Karısıyla ilgili hiçbir şey anlatmadı. Ben bi kaç taşınma esnasında, lafa "şimdi eşinle başbaşa daha rahatsındır"a getirerek sıkıştırdım ama hep beni duymamış gibi yapıp, başka şeyler anlattı. Karısını ya sevmiyordu, ya da başka bir şey vardı.
Neyse işte, Kemal abi tek bir "offfffff" çekişte, yüzündeki kırışıklıkların sebebini anlatabiliyordu. Bende eşşek değildim tabii, anlıyordum içten offff çekmelerinin derinliğini.
İşte biz bu Kemal Abi'yle geçen yıl yollarımızı ayırdık. Sebebine gelince; ben her ev taşıdığımda hep daha iyi bir eve taşınıyordum. Her defasında "bu ev öncekinden daha güzel" gibi cümleler kuruyordu.
Cihangir'e taşınırken de onu çağırmıştım ve yine onun getirdiği hamallarla eşyaları eve çıkarmıştık. Evin içini falan gördüğünde bayaa uzuun bir ıslık çalmıştı ve "vaybe yeğen sende köşeyi döndün" demişti ve ben "yok be abi ne köşesi" derken, hep beraber kahkahayı kopartmıştık.
Aslında köşeyi döndüğüm falan da yoktu ve bunu o da biliyordu. Sadece diğer arkadaşımla beraber cihangir'de yaşayabileceğimizi birbirimize söyleyip gaza geldikten sonrada işte bu devasa eve taşınmıştık. Tabii deniz gören küçük bir manzarası ve arka tarafta çiçeklerle çevrili bir bahçesi olunca, biraz göze lüks geliyordu. Neyse işte öyle böyle taşındık oraya ve zaman su gibi akıp geçti.
Sonra ev arkadaşımın maddi sorunları başlayınca ve ben bi kaç kirayı ödeyip paraya sıkışınca "burdan çıkmanın zamanı geldi" diye söylenip tek başıma ev aradım ve şu anki evi bulunca da Kemal Abi'yi aradım. Kemal abi sağolsun 2gün sonra hemen çıktı geldi ve evi toplanmış halde bulunca, bu evden daha güzel bir eve taşınacağımı sanarak;
-"bu sefer nereye gidiyoruz" dedi, bende:
-"gazi mahallesine" diyince, o:
-"bu sefer olmadı galiba, geri vites attın" dedi.
-ehhh abi işte ya, böyleside güzel.bakalım daha ne olacak." deyip, onun konuşmasına fırsat vermeden eşya koli'lerinden birini kaptığım gibi merdivenlerden aşağı inmiştim.

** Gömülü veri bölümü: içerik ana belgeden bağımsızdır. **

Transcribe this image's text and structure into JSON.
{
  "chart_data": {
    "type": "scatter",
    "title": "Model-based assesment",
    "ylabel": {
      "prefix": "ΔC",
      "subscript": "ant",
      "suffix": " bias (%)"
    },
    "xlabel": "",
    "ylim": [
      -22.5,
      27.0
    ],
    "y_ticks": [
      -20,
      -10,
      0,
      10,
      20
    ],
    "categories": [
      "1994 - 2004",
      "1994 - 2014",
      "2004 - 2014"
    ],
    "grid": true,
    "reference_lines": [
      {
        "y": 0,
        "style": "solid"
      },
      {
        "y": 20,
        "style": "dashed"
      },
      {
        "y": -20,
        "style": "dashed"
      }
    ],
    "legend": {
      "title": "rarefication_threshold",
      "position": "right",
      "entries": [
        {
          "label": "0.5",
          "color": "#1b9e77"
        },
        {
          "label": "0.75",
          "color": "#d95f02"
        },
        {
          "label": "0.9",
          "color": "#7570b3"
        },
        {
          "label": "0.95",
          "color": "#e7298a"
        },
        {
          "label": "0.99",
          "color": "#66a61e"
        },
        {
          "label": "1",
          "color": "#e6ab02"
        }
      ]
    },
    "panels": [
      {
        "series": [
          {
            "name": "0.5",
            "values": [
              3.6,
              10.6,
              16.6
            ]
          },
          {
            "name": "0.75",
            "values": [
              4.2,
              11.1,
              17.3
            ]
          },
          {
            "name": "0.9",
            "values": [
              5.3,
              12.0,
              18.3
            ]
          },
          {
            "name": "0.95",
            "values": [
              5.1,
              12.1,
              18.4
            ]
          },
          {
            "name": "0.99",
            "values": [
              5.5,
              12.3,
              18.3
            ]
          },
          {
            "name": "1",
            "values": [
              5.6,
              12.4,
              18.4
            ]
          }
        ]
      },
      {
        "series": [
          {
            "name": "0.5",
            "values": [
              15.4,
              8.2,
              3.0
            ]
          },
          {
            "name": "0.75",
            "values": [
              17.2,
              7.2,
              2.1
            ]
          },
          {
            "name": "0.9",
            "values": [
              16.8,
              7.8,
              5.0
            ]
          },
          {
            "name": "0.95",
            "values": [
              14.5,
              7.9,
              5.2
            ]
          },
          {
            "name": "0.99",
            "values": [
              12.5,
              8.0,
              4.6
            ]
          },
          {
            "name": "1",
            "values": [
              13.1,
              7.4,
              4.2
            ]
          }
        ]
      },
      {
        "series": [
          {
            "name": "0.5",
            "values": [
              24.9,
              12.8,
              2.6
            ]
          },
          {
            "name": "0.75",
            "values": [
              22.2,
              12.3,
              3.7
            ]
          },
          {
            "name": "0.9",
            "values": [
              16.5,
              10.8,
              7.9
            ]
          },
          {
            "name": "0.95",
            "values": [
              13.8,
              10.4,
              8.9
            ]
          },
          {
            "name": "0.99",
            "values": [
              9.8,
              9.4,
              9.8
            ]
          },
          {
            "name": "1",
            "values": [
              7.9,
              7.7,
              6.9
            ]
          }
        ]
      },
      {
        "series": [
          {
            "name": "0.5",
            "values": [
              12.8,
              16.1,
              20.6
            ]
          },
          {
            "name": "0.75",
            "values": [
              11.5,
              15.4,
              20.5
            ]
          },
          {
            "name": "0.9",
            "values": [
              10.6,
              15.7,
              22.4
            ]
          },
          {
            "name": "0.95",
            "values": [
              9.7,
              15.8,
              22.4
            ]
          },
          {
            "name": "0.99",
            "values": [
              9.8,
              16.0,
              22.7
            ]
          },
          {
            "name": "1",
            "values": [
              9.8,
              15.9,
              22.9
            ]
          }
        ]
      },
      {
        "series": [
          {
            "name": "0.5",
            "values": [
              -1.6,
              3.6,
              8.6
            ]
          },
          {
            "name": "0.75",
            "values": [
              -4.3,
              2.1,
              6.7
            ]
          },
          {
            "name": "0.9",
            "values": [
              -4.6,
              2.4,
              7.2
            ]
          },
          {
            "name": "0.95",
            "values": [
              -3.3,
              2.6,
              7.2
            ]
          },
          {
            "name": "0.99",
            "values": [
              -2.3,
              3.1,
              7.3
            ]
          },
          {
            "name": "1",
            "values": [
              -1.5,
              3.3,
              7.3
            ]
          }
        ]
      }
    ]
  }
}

Çünkü Kemal Abi'nin bu cümlesiyle böyle bi tuhaf olmuştum. Zaten zor günler geçiriyorken, bir de onun çıkıp "geri vites attın" demesi fena koymuştu bana. İşte böyle yani.

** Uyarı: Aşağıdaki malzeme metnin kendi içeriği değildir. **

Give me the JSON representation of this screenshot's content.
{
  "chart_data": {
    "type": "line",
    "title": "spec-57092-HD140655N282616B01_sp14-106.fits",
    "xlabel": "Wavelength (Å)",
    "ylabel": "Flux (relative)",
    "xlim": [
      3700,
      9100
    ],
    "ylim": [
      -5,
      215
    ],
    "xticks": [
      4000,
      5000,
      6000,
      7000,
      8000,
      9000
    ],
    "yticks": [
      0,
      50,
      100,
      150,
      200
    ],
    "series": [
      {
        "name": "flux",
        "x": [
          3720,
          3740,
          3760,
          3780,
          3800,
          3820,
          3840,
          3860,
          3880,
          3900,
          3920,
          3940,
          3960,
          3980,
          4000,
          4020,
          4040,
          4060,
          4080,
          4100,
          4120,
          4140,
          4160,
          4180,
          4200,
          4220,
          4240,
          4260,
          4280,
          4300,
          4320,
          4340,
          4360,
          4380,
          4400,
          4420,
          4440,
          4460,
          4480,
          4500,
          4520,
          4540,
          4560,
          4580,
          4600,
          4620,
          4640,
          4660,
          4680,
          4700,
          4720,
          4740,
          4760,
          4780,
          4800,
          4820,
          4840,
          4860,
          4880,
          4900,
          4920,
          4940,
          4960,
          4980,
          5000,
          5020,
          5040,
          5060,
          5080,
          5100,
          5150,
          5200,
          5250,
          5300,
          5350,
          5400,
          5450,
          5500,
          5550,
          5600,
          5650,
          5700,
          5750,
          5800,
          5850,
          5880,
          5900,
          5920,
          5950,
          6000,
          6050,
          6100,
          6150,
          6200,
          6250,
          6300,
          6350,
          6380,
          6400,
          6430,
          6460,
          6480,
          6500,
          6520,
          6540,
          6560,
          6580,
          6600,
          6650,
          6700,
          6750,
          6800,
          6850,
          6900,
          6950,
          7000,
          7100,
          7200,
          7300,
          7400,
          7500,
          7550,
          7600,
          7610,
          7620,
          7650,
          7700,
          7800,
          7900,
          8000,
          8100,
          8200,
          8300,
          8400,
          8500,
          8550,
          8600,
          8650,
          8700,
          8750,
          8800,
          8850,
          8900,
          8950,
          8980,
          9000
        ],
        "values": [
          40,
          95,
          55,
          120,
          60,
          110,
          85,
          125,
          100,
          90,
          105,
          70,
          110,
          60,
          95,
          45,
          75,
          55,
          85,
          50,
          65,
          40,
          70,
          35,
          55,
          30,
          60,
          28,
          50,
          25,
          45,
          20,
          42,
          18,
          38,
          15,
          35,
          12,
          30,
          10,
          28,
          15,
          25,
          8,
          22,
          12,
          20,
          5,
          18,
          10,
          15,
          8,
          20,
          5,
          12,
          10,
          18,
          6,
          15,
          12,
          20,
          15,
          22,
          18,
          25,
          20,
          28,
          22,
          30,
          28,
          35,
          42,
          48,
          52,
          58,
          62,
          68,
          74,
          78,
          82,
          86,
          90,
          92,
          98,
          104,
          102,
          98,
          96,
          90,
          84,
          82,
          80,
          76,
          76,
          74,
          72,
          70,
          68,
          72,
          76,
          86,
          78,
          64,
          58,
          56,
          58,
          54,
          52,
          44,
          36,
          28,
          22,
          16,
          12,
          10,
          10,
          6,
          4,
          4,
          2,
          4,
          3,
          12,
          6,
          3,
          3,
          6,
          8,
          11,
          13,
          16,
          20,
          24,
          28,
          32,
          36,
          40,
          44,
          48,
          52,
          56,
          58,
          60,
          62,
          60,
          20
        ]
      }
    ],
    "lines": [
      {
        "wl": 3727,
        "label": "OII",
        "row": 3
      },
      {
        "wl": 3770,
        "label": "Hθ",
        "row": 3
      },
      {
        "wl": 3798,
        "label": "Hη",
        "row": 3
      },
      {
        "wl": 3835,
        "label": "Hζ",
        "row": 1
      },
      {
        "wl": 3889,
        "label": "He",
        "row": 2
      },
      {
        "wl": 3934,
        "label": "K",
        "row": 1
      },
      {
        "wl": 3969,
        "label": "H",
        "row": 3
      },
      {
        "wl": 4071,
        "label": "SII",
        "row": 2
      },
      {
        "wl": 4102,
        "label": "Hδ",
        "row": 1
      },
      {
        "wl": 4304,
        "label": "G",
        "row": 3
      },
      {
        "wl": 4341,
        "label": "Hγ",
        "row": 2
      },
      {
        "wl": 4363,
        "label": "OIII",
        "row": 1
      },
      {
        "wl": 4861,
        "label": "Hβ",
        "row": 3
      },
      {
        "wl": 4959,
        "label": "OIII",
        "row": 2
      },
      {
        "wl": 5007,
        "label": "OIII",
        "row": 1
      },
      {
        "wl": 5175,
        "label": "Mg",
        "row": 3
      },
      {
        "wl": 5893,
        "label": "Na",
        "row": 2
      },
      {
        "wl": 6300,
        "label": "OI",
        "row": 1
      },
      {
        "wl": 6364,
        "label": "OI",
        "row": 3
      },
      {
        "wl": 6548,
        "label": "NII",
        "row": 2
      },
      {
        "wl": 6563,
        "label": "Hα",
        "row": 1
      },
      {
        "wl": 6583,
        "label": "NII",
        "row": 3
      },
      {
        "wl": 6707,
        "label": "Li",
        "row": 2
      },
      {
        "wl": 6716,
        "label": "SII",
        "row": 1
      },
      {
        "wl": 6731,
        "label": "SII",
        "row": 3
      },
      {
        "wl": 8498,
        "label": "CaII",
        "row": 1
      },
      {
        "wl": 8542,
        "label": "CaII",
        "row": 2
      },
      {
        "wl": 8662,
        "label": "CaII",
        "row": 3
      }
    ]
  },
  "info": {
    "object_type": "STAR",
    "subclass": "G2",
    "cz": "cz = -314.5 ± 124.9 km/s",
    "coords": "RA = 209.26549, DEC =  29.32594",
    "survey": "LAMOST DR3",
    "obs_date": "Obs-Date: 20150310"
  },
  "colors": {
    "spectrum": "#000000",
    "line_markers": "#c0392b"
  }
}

Neyse yine bir şeyler yazdım durdum. Zaten gelen giden pek yok. Kimse geşmiyor ve ben oyalanayım diye akşama kadar onlarca defa kapının önünü süpürüp durmaktan da bıktım. Hem yerleri süpürünce tekrar kirleniyor, rüzgâr sokakta bulduğu bütün çer-çöpü benim bakkalın önüne topluyor. Ben de bu yüzden karar verdim şimdi dışarıyı süpürmüycem. Öyle kalsın bi müddet bakkalım ne olacak.
Nutella pahalı biraz, chokella filan var, onlar biraz daha ucuz. Çokokrem de olmazsa olmaz, tüpleri var hani, çikolata dolu diş macunu tüpleri :) Hayırlısı olsun, inşallah açılır işler.